Visit to Ghana

Tom Palmer, a children's author who writes fast paced football novels, went to Ghana recently to do some research for the latest book in his football detective series. He visited a Kuapa Kokoo cocoa farm and one of the schools that we work with, and wrote a lovely blog about his travels for the Dubble website.

It is always fascinating to read first impressions of people's visits to far away places. When you first travel to a new and unfamiliar country, you are like a natural anthropologist, excited by the minutia of everyday life, recording details and impressions that you will later find commonplace and familiar but which contain important insights that are worth holding on to. It is a bit like a dream that will lose its vivid colour unless you record your observations.

Tom recounts his visit to a football match in Accra, with the energetic fans packed into the stadium "with flags, horns and drums" and "running round the perimeter of the pitch". It reminded me of my visit to an Africa Cup of Nations game in Kumasi when I had an opportunity to visit Ghana last year. The atmosphere was electric. Everyone was standing up, with people clapping, dancing, singing and drumming. One group nearby had brought an entire brass band in with them! A man near us was wearing only a pair of pants and painted head to foot in the colours of the Ghanaian flag.
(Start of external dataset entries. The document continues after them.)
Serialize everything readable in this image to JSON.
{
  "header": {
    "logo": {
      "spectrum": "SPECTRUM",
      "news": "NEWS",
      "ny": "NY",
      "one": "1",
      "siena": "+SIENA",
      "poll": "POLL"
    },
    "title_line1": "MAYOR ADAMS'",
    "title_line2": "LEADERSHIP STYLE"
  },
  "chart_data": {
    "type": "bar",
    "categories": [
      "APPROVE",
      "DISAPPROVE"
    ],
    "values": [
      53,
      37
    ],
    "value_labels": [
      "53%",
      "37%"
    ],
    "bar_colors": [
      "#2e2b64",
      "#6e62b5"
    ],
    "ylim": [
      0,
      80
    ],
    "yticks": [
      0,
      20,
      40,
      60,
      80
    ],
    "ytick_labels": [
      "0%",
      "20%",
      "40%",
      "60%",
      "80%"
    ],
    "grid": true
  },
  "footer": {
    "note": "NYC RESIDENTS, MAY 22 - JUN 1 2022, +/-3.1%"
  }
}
Tom talks in his blog to one of the young people we've worked with in Ghana, Raphael, who has visited the UK, asking him what he thought of this country: "People walk too fast, he said. In London. They are almost running. They never have time to talk to each other."

Joycelyn, a teenager from New Koforidua in Ghana who visited the UK with us last year to promote Fairtrade Schools, made a similar observation: "I have noticed that time in the UK is quite different from Ghanaian time. The people here do everything faster, like walking, or at work, everything is fast!"